- The Washington Times - Wednesday, October 17, 2001

ZAMBOANGA, Philippines Government troops said yesterday they had trapped a unit of Muslim guerrillas holding two Americans in the southern Philippines and were urging them to surrender.
The Abu Sayyaf rebels are holding about 10 Filipino hostages and American missionaries Martin and Gracia Burnham of Wichita, Kan.
However, Col. Francisco Gudani said he didn't know if any of them were with the rebel unit that his troops had cornered on Basilan island.
"There is heavy fighting right now in Basilan and we have visual contact with the enemies," he said.
The fighting came a day after the Abu Sayyaf threatened to behead the Burnhams if the military didn't stop its assault.
The Abu Sayyaf, thought to number 1,000 fighters, has kidnapped dozens of foreigners and Filipinos in recent years and raised millions of dollars in ransom.
The group, which has beheaded several hostages, has suspected links to Osama bin Laden, the Saudi exile accused of plotting the Sept. 11 terrorist attacks in the United States.

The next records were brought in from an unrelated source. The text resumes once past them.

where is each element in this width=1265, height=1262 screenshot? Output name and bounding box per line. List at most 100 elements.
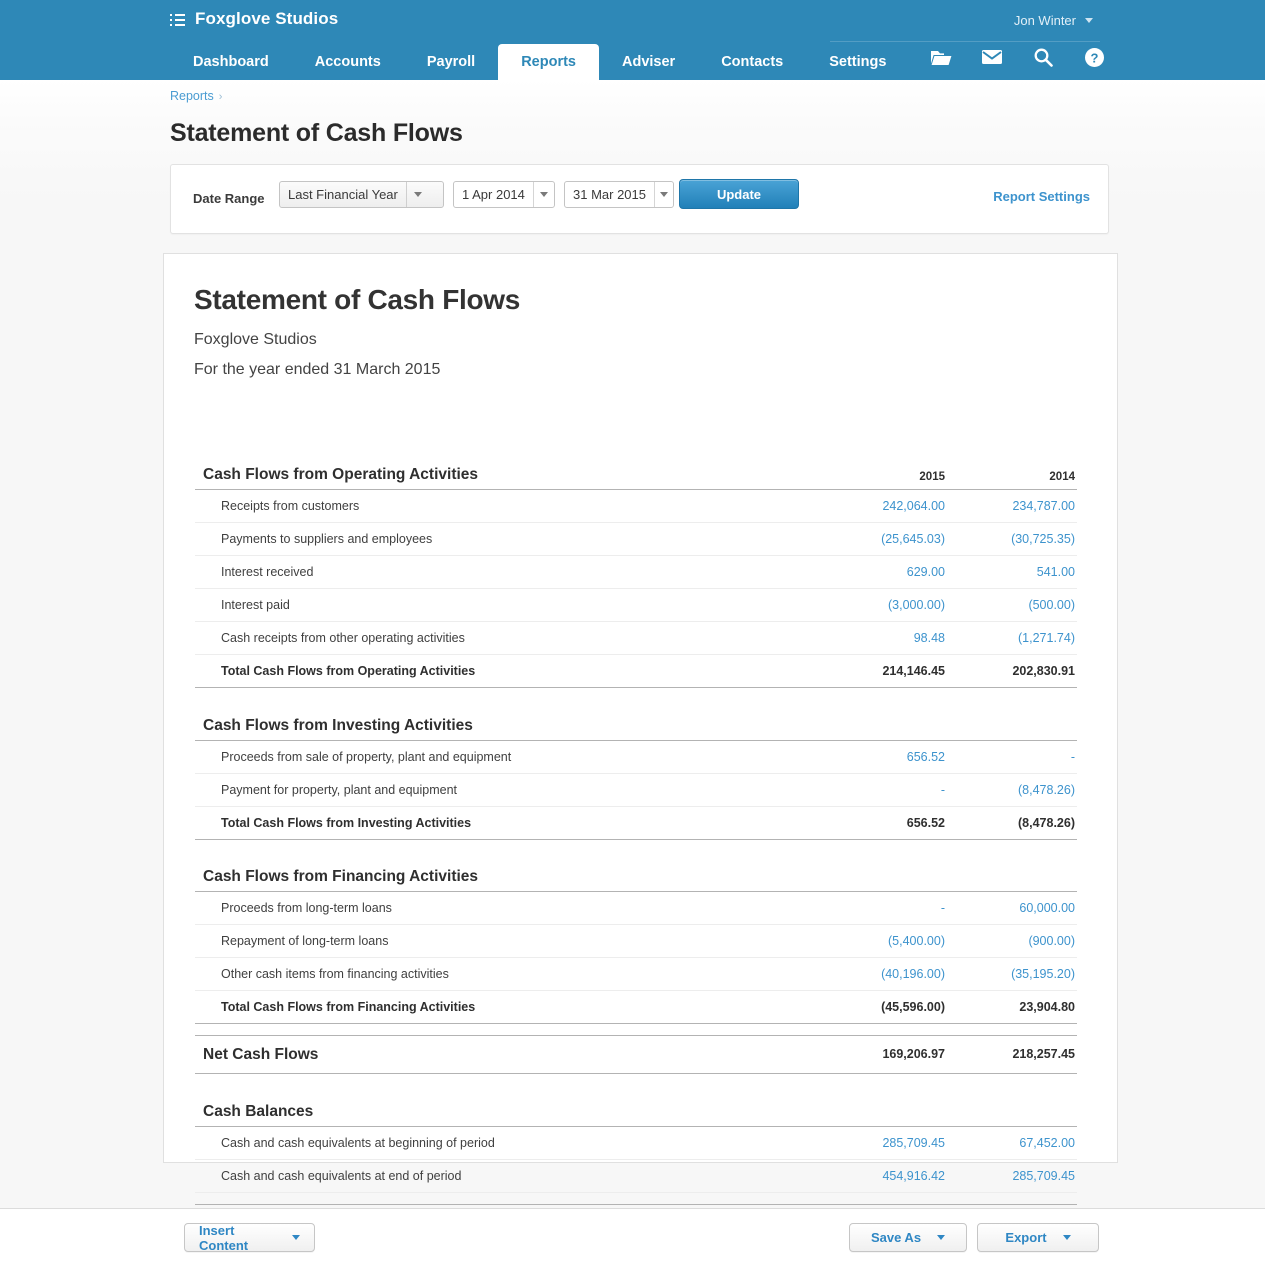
table-row[interactable]: Cash and cash equivalents at end of peri… [195,1159,1077,1193]
total-value-2015: (45,596.00) [817,990,947,1024]
row-value-2014[interactable]: 67,452.00 [947,1126,1077,1160]
app-header: Foxglove Studios Jon Winter Dashboard Ac… [0,0,1265,80]
chevron-down-icon [937,1235,946,1240]
date-to-value: 31 Mar 2015 [573,187,646,202]
row-value-2015[interactable]: 454,916.42 [817,1159,947,1193]
section-header-operating: Cash Flows from Operating Activities 201… [195,459,1077,490]
brand-label: Foxglove Studios [195,9,339,28]
total-label: Total Cash Flows from Investing Activiti… [195,806,817,840]
row-label: Payment for property, plant and equipmen… [195,773,817,807]
row-label: Cash receipts from other operating activ… [195,621,817,655]
row-value-2015[interactable]: (40,196.00) [817,957,947,991]
folder-open-icon[interactable] [930,46,952,68]
nav-tab-settings[interactable]: Settings [806,44,909,80]
row-value-2014[interactable]: 285,709.45 [947,1159,1077,1193]
date-from-value: 1 Apr 2014 [462,187,525,202]
envelope-icon[interactable] [981,46,1003,68]
table-row[interactable]: Payments to suppliers and employees (25,… [195,522,1077,556]
total-value-2015: 214,146.45 [817,654,947,688]
table-row[interactable]: Interest paid (3,000.00) (500.00) [195,588,1077,622]
section-heading: Cash Flows from Investing Activities [195,709,817,741]
row-value-2015[interactable]: - [817,773,947,807]
date-from-select[interactable]: 1 Apr 2014 [453,181,555,208]
report-settings-link[interactable]: Report Settings [993,189,1090,204]
table-row[interactable]: Receipts from customers 242,064.00 234,7… [195,489,1077,523]
table-row[interactable]: Proceeds from long-term loans - 60,000.0… [195,891,1077,925]
report-title: Statement of Cash Flows [194,284,521,315]
report-card: Statement of Cash Flows Foxglove Studios… [163,253,1118,1248]
row-value-2014[interactable]: (500.00) [947,588,1077,622]
update-button[interactable]: Update [679,179,799,209]
chevron-down-icon [654,182,673,207]
section-header-financing: Cash Flows from Financing Activities [195,861,1077,892]
row-value-2014[interactable]: 234,787.00 [947,489,1077,523]
total-value-2014: 202,830.91 [947,654,1077,688]
row-label: Receipts from customers [195,489,817,523]
table-row[interactable]: Cash receipts from other operating activ… [195,621,1077,655]
date-range-select[interactable]: Last Financial Year [279,181,444,208]
row-value-2015[interactable]: - [817,891,947,925]
row-value-2014[interactable]: 60,000.00 [947,891,1077,925]
row-label: Cash and cash equivalents at beginning o… [195,1126,817,1160]
row-value-2015[interactable]: 629.00 [817,555,947,589]
total-value-2015: 656.52 [817,806,947,840]
row-label: Proceeds from sale of property, plant an… [195,740,817,774]
column-header-2015: 2015 [817,459,947,490]
breadcrumb-separator: › [218,91,223,103]
chevron-down-icon [405,182,430,207]
row-value-2015[interactable]: 285,709.45 [817,1126,947,1160]
nav-tab-adviser[interactable]: Adviser [599,44,698,80]
export-label: Export [1005,1230,1047,1245]
breadcrumb[interactable]: Reports › [170,89,222,103]
row-value-2015[interactable]: 98.48 [817,621,947,655]
section-heading: Cash Flows from Operating Activities [195,459,817,490]
section-header-investing: Cash Flows from Investing Activities [195,709,1077,741]
nav-tab-accounts[interactable]: Accounts [292,44,404,80]
row-value-2014[interactable]: (35,195.20) [947,957,1077,991]
brand[interactable]: Foxglove Studios [170,9,338,29]
table-row[interactable]: Proceeds from sale of property, plant an… [195,740,1077,774]
nav-tab-dashboard[interactable]: Dashboard [170,44,292,80]
row-value-2014[interactable]: 541.00 [947,555,1077,589]
export-button[interactable]: Export [977,1223,1099,1252]
table-row[interactable]: Payment for property, plant and equipmen… [195,773,1077,807]
help-icon[interactable]: ? [1083,46,1105,68]
table-row[interactable]: Interest received 629.00 541.00 [195,555,1077,589]
row-label: Repayment of long-term loans [195,924,817,958]
section-heading: Cash Balances [195,1095,817,1127]
user-name: Jon Winter [1013,13,1076,28]
row-value-2015[interactable]: (25,645.03) [817,522,947,556]
date-to-select[interactable]: 31 Mar 2015 [564,181,674,208]
section-spacer [195,1192,1077,1204]
save-as-button[interactable]: Save As [849,1223,967,1252]
row-value-2014[interactable]: (30,725.35) [947,522,1077,556]
total-label: Total Cash Flows from Operating Activiti… [195,654,817,688]
row-value-2014[interactable]: - [947,740,1077,774]
search-icon[interactable] [1032,46,1054,68]
row-value-2014[interactable]: (8,478.26) [947,773,1077,807]
user-menu[interactable]: Jon Winter [1014,13,1093,28]
section-heading: Cash Flows from Financing Activities [195,861,817,892]
column-header-2014: 2014 [947,459,1077,490]
nav-tab-reports[interactable]: Reports [498,44,599,80]
net-cash-flows-label: Net Cash Flows [195,1035,817,1074]
row-value-2015[interactable]: 656.52 [817,740,947,774]
breadcrumb-item-reports[interactable]: Reports [170,89,214,103]
list-menu-icon[interactable] [170,13,185,27]
nav-tab-contacts[interactable]: Contacts [698,44,806,80]
row-value-2015[interactable]: (3,000.00) [817,588,947,622]
table-row[interactable]: Other cash items from financing activiti… [195,957,1077,991]
chevron-down-icon [1062,1235,1071,1240]
insert-content-button[interactable]: Insert Content [184,1223,315,1253]
row-label: Interest paid [195,588,817,622]
svg-text:?: ? [1090,50,1098,65]
section-total-operating: Total Cash Flows from Operating Activiti… [195,654,1077,688]
nav-tab-payroll[interactable]: Payroll [404,44,498,80]
row-value-2015[interactable]: 242,064.00 [817,489,947,523]
row-value-2014[interactable]: (900.00) [947,924,1077,958]
row-value-2015[interactable]: (5,400.00) [817,924,947,958]
section-total-investing: Total Cash Flows from Investing Activiti… [195,806,1077,840]
table-row[interactable]: Repayment of long-term loans (5,400.00) … [195,924,1077,958]
row-value-2014[interactable]: (1,271.74) [947,621,1077,655]
table-row[interactable]: Cash and cash equivalents at beginning o… [195,1126,1077,1160]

Col. Gudani cited no immediate reports of casualties and issued a radio appeal for the guerrillas to surrender.
"To the Abu Sayyaf, listen to this surrender peacefully and we guarantee that no harm will come your way," he said on the Radio Mindanao Network.
He said the fighting is about six miles south of the Basilan provincial capital of Lantawan and 560 miles south of Manila.
The Burnhams, along with Peruvian-American Guillermo Sobero of Corona, Calif., and 17 Filipinos, were taken hostage from a southwestern beach resort on May 27.
The remains of Mr. Sobero were found more than a week ago, ending speculation that he might be alive.
The United States is helping the Philippines train and supply weapons to some of the more than 7,000 Filipino soldiers pursuing the Abu Sayyaf.
The guerrillas claim to be fighting for Muslim independence in the southern Philippines, but the government dismisses them as mere bandits.